As I mentioned, my operating system really wasn't very useful. For one thing, it would crash very easily if you filled up memory or if you did anything nasty. Even if you weren't doing anything nasty, the operating system would crash if you kept it running for any length of time. But it wasn't meant to be run at that stage. It was meant to be looked at. Yes,and admired.
So it wasn't intended to be anything but a specialty for the few people who were interested in creating new operating systems. Very technical people -- and even within technical people, a special interest group.
Their reaction was invariably positive, but positive in a kind of "It would be nice if it could also do this" kind of sense, or "It looks cool but it really doesn't work on my computer at all."
I remember one email whose writer said he really liked my operating system, and he went on for at least one paragraph to tell me how nice it was. Then he explained that it had just eaten his hard disk, and that my disk driver was flaky or something. He had lost all the work he had done, but he was still very positive. It was fun to read that kind of email. It was a bug report about something that screwed him up.
That was just the sort of feedback I was looking for. I fixed some bugs, like the one that caused it to lock up when it ran out of memory. And I made the big step of porting the GCC compiler to the operating system, so I could compile small programs. That meant users wouldn't need to load my GCC compiler before running the operating system.
Do you pine for the days when men were men and wrote their own device drivers?
-announcement of the posting of Linux version 0.02
Early October saw the release of version 0.02, which included some fixed bugs and a few additional programs. The following month I released version 0.03.

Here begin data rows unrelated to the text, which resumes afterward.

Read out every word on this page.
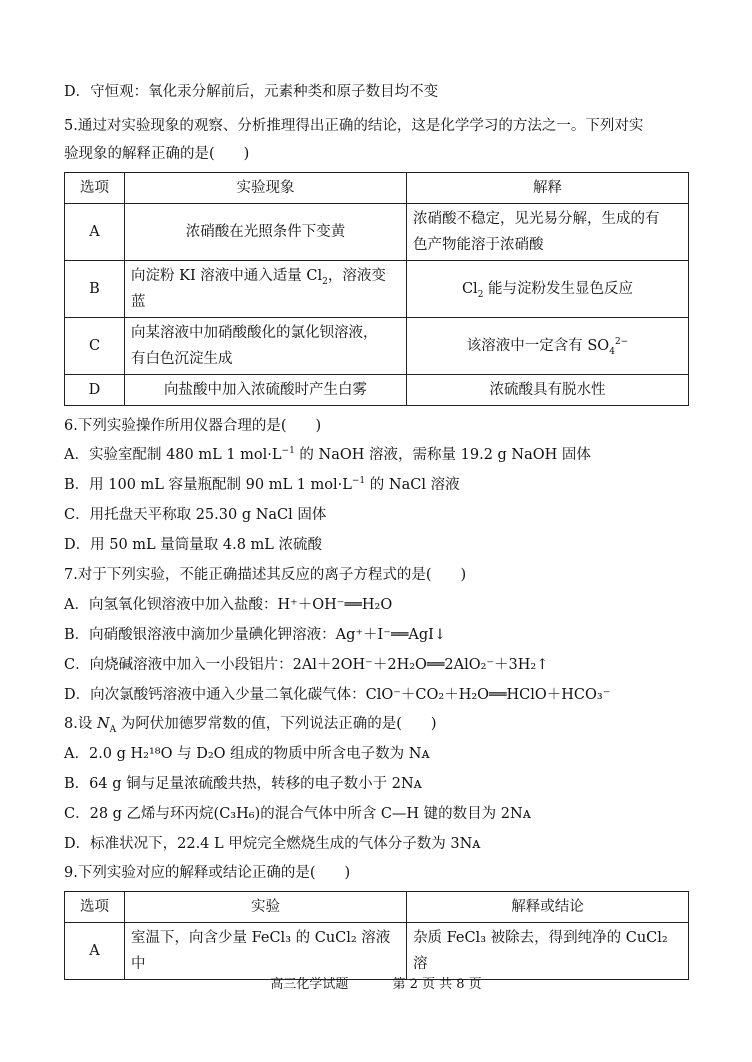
D．守恒观：氧化汞分解前后，元素种类和原子数目均不变
5.通过对实验现象的观察、分析推理得出正确的结论，这是化学学习的方法之一。下列对实
验现象的解释正确的是(　　)
选项	实验现象	解释
A	浓硝酸在光照条件下变黄	浓硝酸不稳定，见光易分解，生成的有
色产物能溶于浓硝酸

B	向淀粉 KI 溶液中通入适量 $Cl_2$，溶液变
蓝	$Cl_2$ 能与淀粉发生显色反应
C	向某溶液中加硝酸酸化的氯化钡溶液，
有白色沉淀生成	该溶液中一定含有 $SO_4^{2-}$
D	向盐酸中加入浓硫酸时产生白雾	浓硫酸具有脱水性
6.下列实验操作所用仪器合理的是(　　)
A．实验室配制 480 mL 1 $mol\cdot L^{-1}$ 的 NaOH 溶液，需称量 19.2 g NaOH 固体
B．用 100 mL 容量瓶配制 90 mL 1 $mol\cdot L^{-1}$ 的 NaCl 溶液
C．用托盘天平称取 25.30 g NaCl 固体
D．用 50 mL 量筒量取 4.8 mL 浓硫酸
7.对于下列实验，不能正确描述其反应的离子方程式的是(　　)
A．向氢氧化钡溶液中加入盐酸：H⁺＋OH⁻══H₂O
B．向硝酸银溶液中滴加少量碘化钾溶液：Ag⁺＋I⁻══AgI↓
C．向烧碱溶液中加入一小段铝片：2Al＋2OH⁻＋2H₂O══2AlO₂⁻＋3H₂↑
D．向次氯酸钙溶液中通入少量二氧化碳气体：ClO⁻＋CO₂＋H₂O══HClO＋HCO₃⁻
8.设 $N_A$ 为阿伏加德罗常数的值，下列说法正确的是(　　)
A．2.0 g H₂¹⁸O 与 D₂O 组成的物质中所含电子数为 Nᴀ
B．64 g 铜与足量浓硫酸共热，转移的电子数小于 2Nᴀ
C．28 g 乙烯与环丙烷(C₃H₆)的混合气体中所含 C—H 键的数目为 2Nᴀ
D．标准状况下，22.4 L 甲烷完全燃烧生成的气体分子数为 3Nᴀ
9.下列实验对应的解释或结论正确的是(　　)
选项	实验	解释或结论
A	室温下，向含少量 FeCl₃ 的 CuCl₂ 溶液中	杂质 FeCl₃ 被除去，得到纯净的 CuCl₂ 溶
高三化学试题	第 2 页 共 8 页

I probably would have stopped by the end of 1991. I had done a lot of things I thought were interesting. Everything didn't really work perfectly, but in a software kind of world I find that once you solve the fundamental problems of a project, it's easy to lose interest. And that's what was happening to me. Trying to debug software is not very engaging. Then two things happened to keep me going. First, I destroyed my Minix partition by mistake. Second, people kept sending me feedback.